O Ceará encerrou os quatro primeiros meses de 2026 com saldo positivo de 1.975 empregos formais na indústria, segundo dados do Novo Caged, do Ministério do Trabalho e Emprego. O resultado corresponde à diferença entre admissões e desligamentos no período e foi o segundo maior do Nordeste, atrás apenas da Bahia, que registrou saldo de 5.880 vagas.
Entre janeiro e abril, o estado contabilizou 285.465 empregos formais ativos na indústria, ocupando a terceira posição entre os estados das regiões Norte, Nordeste e Centro-Oeste com maior número de trabalhadores empregados no setor.

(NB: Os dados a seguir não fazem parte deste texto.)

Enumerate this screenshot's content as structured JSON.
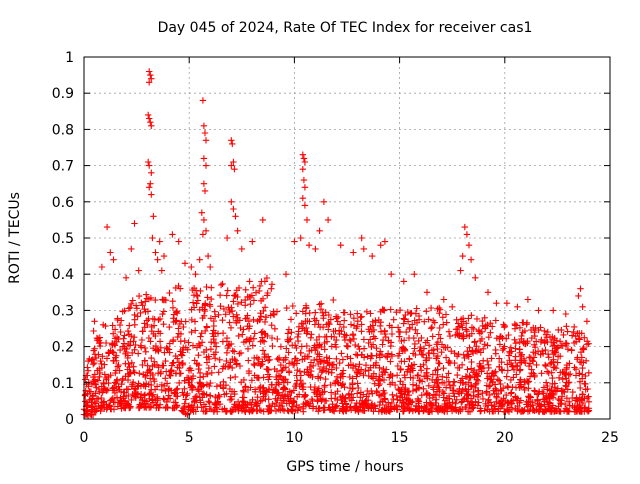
{
  "chart_data": {
    "type": "scatter",
    "title": "Day 045 of 2024, Rate Of TEC Index for receiver cas1",
    "xlabel": "GPS time / hours",
    "ylabel": "ROTI / TECUs",
    "xlim": [
      0,
      25
    ],
    "ylim": [
      0,
      1
    ],
    "xticks": [
      0,
      5,
      10,
      15,
      20,
      25
    ],
    "xtick_labels": [
      "0",
      "5",
      "10",
      "15",
      "20",
      "25"
    ],
    "yticks": [
      0,
      0.1,
      0.2,
      0.3,
      0.4,
      0.5,
      0.6,
      0.7,
      0.8,
      0.9,
      1
    ],
    "ytick_labels": [
      "0",
      "0.1",
      "0.2",
      "0.3",
      "0.4",
      "0.5",
      "0.6",
      "0.7",
      "0.8",
      "0.9",
      "1"
    ],
    "grid": true,
    "marker": "+",
    "color": "#ff0000",
    "series": [
      {
        "name": "ROTI",
        "points": [
          [
            3.1,
            0.96
          ],
          [
            3.15,
            0.95
          ],
          [
            3.2,
            0.94
          ],
          [
            3.1,
            0.93
          ],
          [
            3.05,
            0.84
          ],
          [
            3.1,
            0.83
          ],
          [
            3.15,
            0.82
          ],
          [
            3.2,
            0.81
          ],
          [
            3.05,
            0.71
          ],
          [
            3.1,
            0.7
          ],
          [
            3.2,
            0.68
          ],
          [
            3.15,
            0.65
          ],
          [
            3.1,
            0.64
          ],
          [
            3.2,
            0.62
          ],
          [
            3.3,
            0.56
          ],
          [
            3.25,
            0.5
          ],
          [
            3.4,
            0.46
          ],
          [
            3.5,
            0.44
          ],
          [
            3.6,
            0.49
          ],
          [
            3.7,
            0.41
          ],
          [
            3.8,
            0.45
          ],
          [
            5.65,
            0.88
          ],
          [
            5.7,
            0.81
          ],
          [
            5.75,
            0.79
          ],
          [
            5.8,
            0.77
          ],
          [
            5.7,
            0.72
          ],
          [
            5.8,
            0.7
          ],
          [
            5.7,
            0.65
          ],
          [
            5.75,
            0.63
          ],
          [
            5.6,
            0.57
          ],
          [
            5.7,
            0.55
          ],
          [
            5.8,
            0.52
          ],
          [
            5.65,
            0.51
          ],
          [
            5.9,
            0.45
          ],
          [
            5.5,
            0.44
          ],
          [
            6.0,
            0.42
          ],
          [
            7.0,
            0.77
          ],
          [
            7.05,
            0.76
          ],
          [
            7.1,
            0.71
          ],
          [
            7.0,
            0.7
          ],
          [
            7.15,
            0.69
          ],
          [
            7.0,
            0.6
          ],
          [
            7.1,
            0.58
          ],
          [
            7.2,
            0.56
          ],
          [
            7.3,
            0.52
          ],
          [
            6.8,
            0.5
          ],
          [
            7.5,
            0.47
          ],
          [
            8.5,
            0.55
          ],
          [
            8.0,
            0.49
          ],
          [
            8.6,
            0.38
          ],
          [
            8.9,
            0.36
          ],
          [
            10.4,
            0.73
          ],
          [
            10.45,
            0.72
          ],
          [
            10.5,
            0.71
          ],
          [
            10.4,
            0.69
          ],
          [
            10.45,
            0.66
          ],
          [
            10.5,
            0.64
          ],
          [
            10.4,
            0.61
          ],
          [
            10.5,
            0.59
          ],
          [
            10.6,
            0.55
          ],
          [
            10.3,
            0.5
          ],
          [
            10.7,
            0.48
          ],
          [
            11.4,
            0.6
          ],
          [
            11.6,
            0.55
          ],
          [
            11.2,
            0.52
          ],
          [
            10.0,
            0.49
          ],
          [
            11.0,
            0.47
          ],
          [
            9.6,
            0.4
          ],
          [
            1.1,
            0.53
          ],
          [
            1.25,
            0.46
          ],
          [
            1.4,
            0.44
          ],
          [
            0.85,
            0.42
          ],
          [
            0.5,
            0.27
          ],
          [
            0.2,
            0.16
          ],
          [
            0.1,
            0.12
          ],
          [
            2.4,
            0.54
          ],
          [
            2.25,
            0.47
          ],
          [
            2.6,
            0.41
          ],
          [
            2.0,
            0.39
          ],
          [
            4.2,
            0.51
          ],
          [
            4.5,
            0.49
          ],
          [
            4.8,
            0.43
          ],
          [
            5.1,
            0.42
          ],
          [
            5.3,
            0.4
          ],
          [
            12.2,
            0.48
          ],
          [
            12.8,
            0.46
          ],
          [
            13.2,
            0.5
          ],
          [
            13.3,
            0.47
          ],
          [
            13.7,
            0.45
          ],
          [
            14.1,
            0.48
          ],
          [
            14.3,
            0.49
          ],
          [
            14.6,
            0.4
          ],
          [
            15.2,
            0.38
          ],
          [
            15.7,
            0.4
          ],
          [
            16.3,
            0.35
          ],
          [
            17.1,
            0.33
          ],
          [
            17.5,
            0.31
          ],
          [
            18.1,
            0.53
          ],
          [
            18.2,
            0.51
          ],
          [
            18.3,
            0.48
          ],
          [
            18.0,
            0.45
          ],
          [
            18.4,
            0.44
          ],
          [
            17.9,
            0.41
          ],
          [
            18.6,
            0.39
          ],
          [
            19.2,
            0.35
          ],
          [
            19.6,
            0.32
          ],
          [
            20.1,
            0.32
          ],
          [
            20.6,
            0.31
          ],
          [
            21.1,
            0.33
          ],
          [
            21.6,
            0.3
          ],
          [
            22.3,
            0.3
          ],
          [
            22.9,
            0.29
          ],
          [
            23.5,
            0.34
          ],
          [
            23.6,
            0.36
          ],
          [
            23.7,
            0.31
          ],
          [
            23.9,
            0.27
          ]
        ]
      }
    ],
    "bands": [
      {
        "x": [
          0.0,
          0.5
        ],
        "ymin": [
          0.01,
          0.01
        ],
        "ymax": [
          0.1,
          0.26
        ]
      },
      {
        "x": [
          0.5,
          2.0
        ],
        "ymin": [
          0.02,
          0.03
        ],
        "ymax": [
          0.26,
          0.31
        ]
      },
      {
        "x": [
          2.0,
          4.6
        ],
        "ymin": [
          0.03,
          0.03
        ],
        "ymax": [
          0.33,
          0.37
        ]
      },
      {
        "x": [
          4.6,
          5.0
        ],
        "ymin": [
          0.02,
          0.01
        ],
        "ymax": [
          0.33,
          0.25
        ]
      },
      {
        "x": [
          5.0,
          9.2
        ],
        "ymin": [
          0.02,
          0.02
        ],
        "ymax": [
          0.36,
          0.4
        ]
      },
      {
        "x": [
          9.2,
          9.6
        ],
        "ymin": [
          0.02,
          0.02
        ],
        "ymax": [
          0.2,
          0.2
        ]
      },
      {
        "x": [
          9.6,
          12.0
        ],
        "ymin": [
          0.02,
          0.02
        ],
        "ymax": [
          0.31,
          0.33
        ]
      },
      {
        "x": [
          12.0,
          18.0
        ],
        "ymin": [
          0.02,
          0.02
        ],
        "ymax": [
          0.3,
          0.31
        ]
      },
      {
        "x": [
          18.0,
          24.0
        ],
        "ymin": [
          0.02,
          0.02
        ],
        "ymax": [
          0.29,
          0.25
        ]
      }
    ]
  }
}
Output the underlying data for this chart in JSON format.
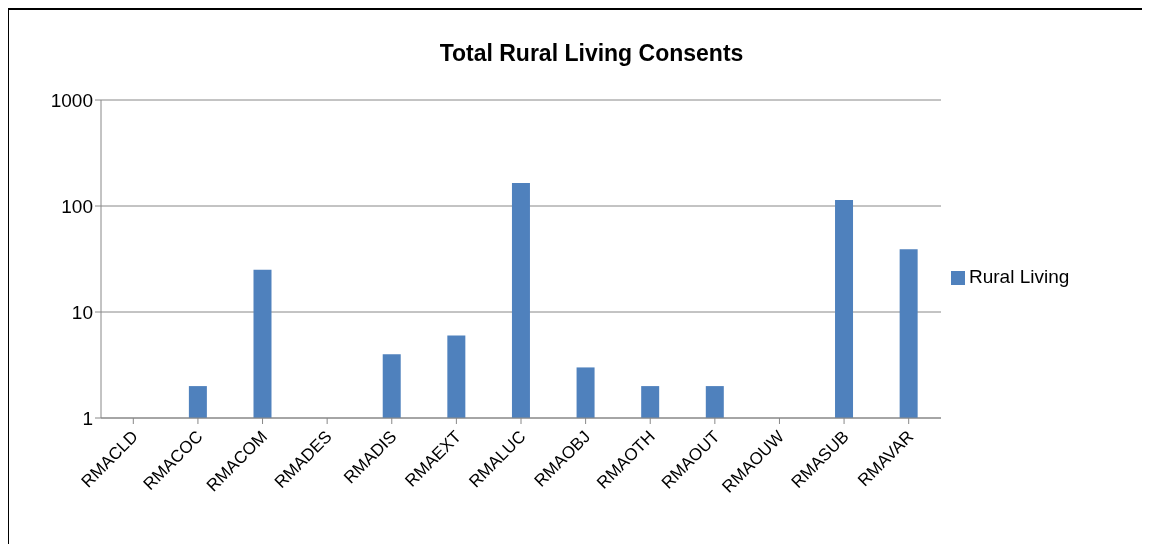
{
  "chart_data": {
    "type": "bar",
    "title": "Total Rural Living Consents",
    "categories": [
      "RMACLD",
      "RMACOC",
      "RMACOM",
      "RMADES",
      "RMADIS",
      "RMAEXT",
      "RMALUC",
      "RMAOBJ",
      "RMAOTH",
      "RMAOUT",
      "RMAOUW",
      "RMASUB",
      "RMAVAR"
    ],
    "series": [
      {
        "name": "Rural Living",
        "color": "#4f81bd",
        "values": [
          null,
          2,
          25,
          null,
          4,
          6,
          165,
          3,
          2,
          2,
          null,
          114,
          39
        ]
      }
    ],
    "log": "y",
    "ylim": [
      1,
      1000
    ],
    "yticks": [
      1,
      10,
      100,
      1000
    ],
    "grid": "y",
    "legend": "right"
  }
}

De acordo com levantamento da Agência de Desenvolvimento do Estado do Ceará (Adece), a indústria de transformação foi a principal responsável pelo desempenho, com saldo de 1.738 novas vagas e um total de 259.251 trabalhadores empregados. Os segmentos que mais geraram empregos foram produtos minerais não metálicos, produtos de metal, confecção de vestuário e acessórios, produtos alimentícios e manutenção e reparação de máquinas e equipamentos.
Os setores com maior número de trabalhadores empregados no estado são a indústria calçadista, produtos alimentícios, confecção de vestuário e acessórios, produtos minerais não metálicos e produtos têxteis. A cadeia calçadista concentra mais de 67 mil empregos formais no Ceará.
Representantes da Adece e da Secretaria do Desenvolvimento Econômico do Ceará destacaram que os resultados refletem a expansão da atividade industrial e o fortalecimento das cadeias produtivas no estado, com impacto na geração de empregos formais.